Column
mclarke@gainesvilletimes.com
Posted: March 29, 2008 3:20 p.m.
A man named Herb Peterson died this week at the age of 89. I doubt you've ever heard of him before, but there's no question that you know his most famous creation, the Egg McMuffin at McDonald's.
A big fan of eggs Benedict, Peterson was trying desperately to develop a line of breakfast foods for the McDonald's franchise he owned in California. He wanted something that, like the rest of the Micky D menu, people could get on the go and eat with their fingers.
What he came up with in the early 1970s was the now famous egg sandwich, which consisted on an egg that had been formed in a Teflon circle with the yolk broken, topped with a slice of cheese and grilled Canadian bacon. It was served open-faced on a toasted and buttered English muffin.
It should probably be noted that at the time Peterson was developing his McMuffin, the McDonald's chain didn't offer breakfast items and wasn't planning to start. In fact, when the corporate folks found out about Peterson's secret menu, they reprimanded him and threatened him with lawsuits.
An agreement was later reached, and the rest, as they say, is history.
I'll admit that I've never eaten an Egg McMuffin, but I was present once when my Aunt Ann did.
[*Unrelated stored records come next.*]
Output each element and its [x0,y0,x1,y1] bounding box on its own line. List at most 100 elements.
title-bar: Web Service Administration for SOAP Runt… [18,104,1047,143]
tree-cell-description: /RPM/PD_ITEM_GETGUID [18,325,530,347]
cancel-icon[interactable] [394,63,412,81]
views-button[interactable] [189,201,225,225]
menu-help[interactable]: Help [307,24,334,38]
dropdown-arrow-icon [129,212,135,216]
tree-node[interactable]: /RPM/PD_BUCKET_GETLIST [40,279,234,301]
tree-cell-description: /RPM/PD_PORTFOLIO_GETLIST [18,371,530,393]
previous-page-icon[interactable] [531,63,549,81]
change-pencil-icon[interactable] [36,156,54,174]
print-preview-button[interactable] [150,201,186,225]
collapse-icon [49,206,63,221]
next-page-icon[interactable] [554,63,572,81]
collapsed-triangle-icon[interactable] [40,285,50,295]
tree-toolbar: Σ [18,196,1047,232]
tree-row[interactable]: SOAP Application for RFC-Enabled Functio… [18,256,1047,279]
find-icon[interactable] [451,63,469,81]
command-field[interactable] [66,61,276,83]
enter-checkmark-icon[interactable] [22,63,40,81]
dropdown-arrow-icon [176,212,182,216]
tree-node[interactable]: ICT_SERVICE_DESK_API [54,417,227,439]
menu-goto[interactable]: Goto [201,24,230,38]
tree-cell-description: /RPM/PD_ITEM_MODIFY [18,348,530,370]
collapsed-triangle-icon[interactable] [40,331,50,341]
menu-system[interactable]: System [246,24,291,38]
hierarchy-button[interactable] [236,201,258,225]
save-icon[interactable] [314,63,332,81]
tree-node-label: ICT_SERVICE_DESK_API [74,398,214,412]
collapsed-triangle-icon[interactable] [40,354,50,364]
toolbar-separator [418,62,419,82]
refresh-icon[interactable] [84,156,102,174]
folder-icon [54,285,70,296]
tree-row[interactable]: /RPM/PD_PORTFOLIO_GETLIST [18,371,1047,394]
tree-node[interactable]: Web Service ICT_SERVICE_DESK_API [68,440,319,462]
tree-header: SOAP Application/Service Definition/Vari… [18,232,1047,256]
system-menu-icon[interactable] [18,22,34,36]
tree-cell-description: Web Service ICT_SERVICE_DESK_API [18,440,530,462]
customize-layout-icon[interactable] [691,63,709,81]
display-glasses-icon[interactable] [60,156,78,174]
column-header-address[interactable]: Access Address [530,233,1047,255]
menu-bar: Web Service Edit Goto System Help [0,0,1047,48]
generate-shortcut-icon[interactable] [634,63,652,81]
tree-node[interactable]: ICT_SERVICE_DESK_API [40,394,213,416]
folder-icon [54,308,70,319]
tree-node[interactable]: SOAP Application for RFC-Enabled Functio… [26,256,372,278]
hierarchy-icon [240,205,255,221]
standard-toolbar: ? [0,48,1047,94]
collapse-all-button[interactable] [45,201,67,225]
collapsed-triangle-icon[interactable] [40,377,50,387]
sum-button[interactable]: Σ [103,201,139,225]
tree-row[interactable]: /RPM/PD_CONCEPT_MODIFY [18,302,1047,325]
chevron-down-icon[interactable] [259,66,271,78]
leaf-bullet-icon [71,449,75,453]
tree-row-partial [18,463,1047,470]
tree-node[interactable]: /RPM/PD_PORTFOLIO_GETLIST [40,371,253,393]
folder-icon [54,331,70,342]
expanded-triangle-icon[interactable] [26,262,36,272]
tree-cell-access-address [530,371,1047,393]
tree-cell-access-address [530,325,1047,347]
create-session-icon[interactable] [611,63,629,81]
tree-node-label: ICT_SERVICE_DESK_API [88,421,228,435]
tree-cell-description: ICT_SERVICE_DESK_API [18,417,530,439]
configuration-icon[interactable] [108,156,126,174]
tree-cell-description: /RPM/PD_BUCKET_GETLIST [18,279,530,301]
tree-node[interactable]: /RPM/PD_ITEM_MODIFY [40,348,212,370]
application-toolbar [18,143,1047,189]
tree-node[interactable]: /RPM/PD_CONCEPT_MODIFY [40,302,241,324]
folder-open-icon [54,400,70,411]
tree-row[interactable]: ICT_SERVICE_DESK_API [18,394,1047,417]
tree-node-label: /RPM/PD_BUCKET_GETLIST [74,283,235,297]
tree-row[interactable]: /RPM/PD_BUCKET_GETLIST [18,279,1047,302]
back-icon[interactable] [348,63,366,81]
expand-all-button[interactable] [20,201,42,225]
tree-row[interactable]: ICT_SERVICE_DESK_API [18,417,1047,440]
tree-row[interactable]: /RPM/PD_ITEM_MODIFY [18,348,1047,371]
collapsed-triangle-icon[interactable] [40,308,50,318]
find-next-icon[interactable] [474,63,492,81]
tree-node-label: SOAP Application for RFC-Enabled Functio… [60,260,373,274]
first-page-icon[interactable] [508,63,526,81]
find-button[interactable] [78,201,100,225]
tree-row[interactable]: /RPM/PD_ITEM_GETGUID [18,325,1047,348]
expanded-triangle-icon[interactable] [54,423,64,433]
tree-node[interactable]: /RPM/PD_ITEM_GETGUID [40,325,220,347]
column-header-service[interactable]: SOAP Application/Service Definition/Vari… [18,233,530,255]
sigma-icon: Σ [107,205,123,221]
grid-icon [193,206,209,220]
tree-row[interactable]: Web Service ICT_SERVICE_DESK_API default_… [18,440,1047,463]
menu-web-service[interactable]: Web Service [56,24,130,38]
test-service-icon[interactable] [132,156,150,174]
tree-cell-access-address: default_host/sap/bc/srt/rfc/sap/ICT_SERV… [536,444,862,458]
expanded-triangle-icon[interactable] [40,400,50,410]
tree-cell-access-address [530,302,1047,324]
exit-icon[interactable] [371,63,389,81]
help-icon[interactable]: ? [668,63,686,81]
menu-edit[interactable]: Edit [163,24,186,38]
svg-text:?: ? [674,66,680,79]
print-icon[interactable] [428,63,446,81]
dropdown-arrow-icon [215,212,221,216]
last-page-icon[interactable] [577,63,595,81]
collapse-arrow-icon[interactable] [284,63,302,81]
"I'll have an Egg McMuffin, hold the egg," she proudly told the clerk.
What she really wanted was an English muffin, but they didn't sell just English muffins. So she improvised.
Ordering an Egg McMuffin without the egg is a lot like ordering strawberry shortcake without the strawberries, Oysters Rockefeller without the oysters and pasta primavera without the pasta. But she did manage to get what she wanted to eat.
It reminded me of Jack Nicholson in "Five Easy Pieces," when he ordered a chicken salad sandwich on toasted wheat bread, hold the chicken salad, just so he could get toast with his breakfast.
The Associated Press story I read about Peterson quoting one man as saying Peterson "revolutionized breakfast." That might be going a bit too far.
What about the first person who put on a pot of grits? Or better yet, what about the first person that looked at a pig and saw bacon.
Think about it. Before there was bacon and before there were grits, what did people eat for breakfast? I suppose back then, a lot of folks may have had chickens running around the yard, and that means they had eggs.
So some industrious wife certainly had already discovered the marvels of a scrambled egg, a discovery for which I'm sure her husband was grateful.
"Hazel, these scrambled eggs are delicious," Ralph said. "But, you know, they're just kind of boring by themselves. I sure wish someone would invent something to go with them."
And fortunately for us, somebody did. Some clever person took a look at a pig wallowing in the mud and figured there was some good eating there if the pig was sliced up just right and the portions cooked just so.
I don't really think Peterson revolutionized breakfast, though there's no question he created a wave of new opportunity for fast food restaurants that continues to grow to this day.
Without Peterson's McMuffin leading the way, for instance, you'd probably never have the chance to order a breakfast burrito.
One problem with the booming breakfast business is that the entrees get larger and larger - and thus, have more calories.
Burger King's answer to the McMuffin is the Croissan'Wich, which consists of a sausage patty, eggs and American cheese on a croissant. That would have been fine, except they felt they needed something bigger so they developed the Double Croissan'Wich, which also turned out to not be big enough.
So they created the Enormous Omelet Sandwich, which consists of sausage patties, bacon, eggs and American cheese on a sesame seed bun. It weighs in at a whopping 730 calories.
I gained three pounds just typing the previous sentence.
By comparison, the McMuffin has only 300 calories. And before we blame Peterson for the woes of fast food diets, all he really wanted to do was have something for breakfast.
So rest in peace, Herb Peterson. You did a good thing.
It does make we wonder, though, if 50 years from now, we'll be mourning the passing of the guy who came up with Taco Bell's Crunchwrap.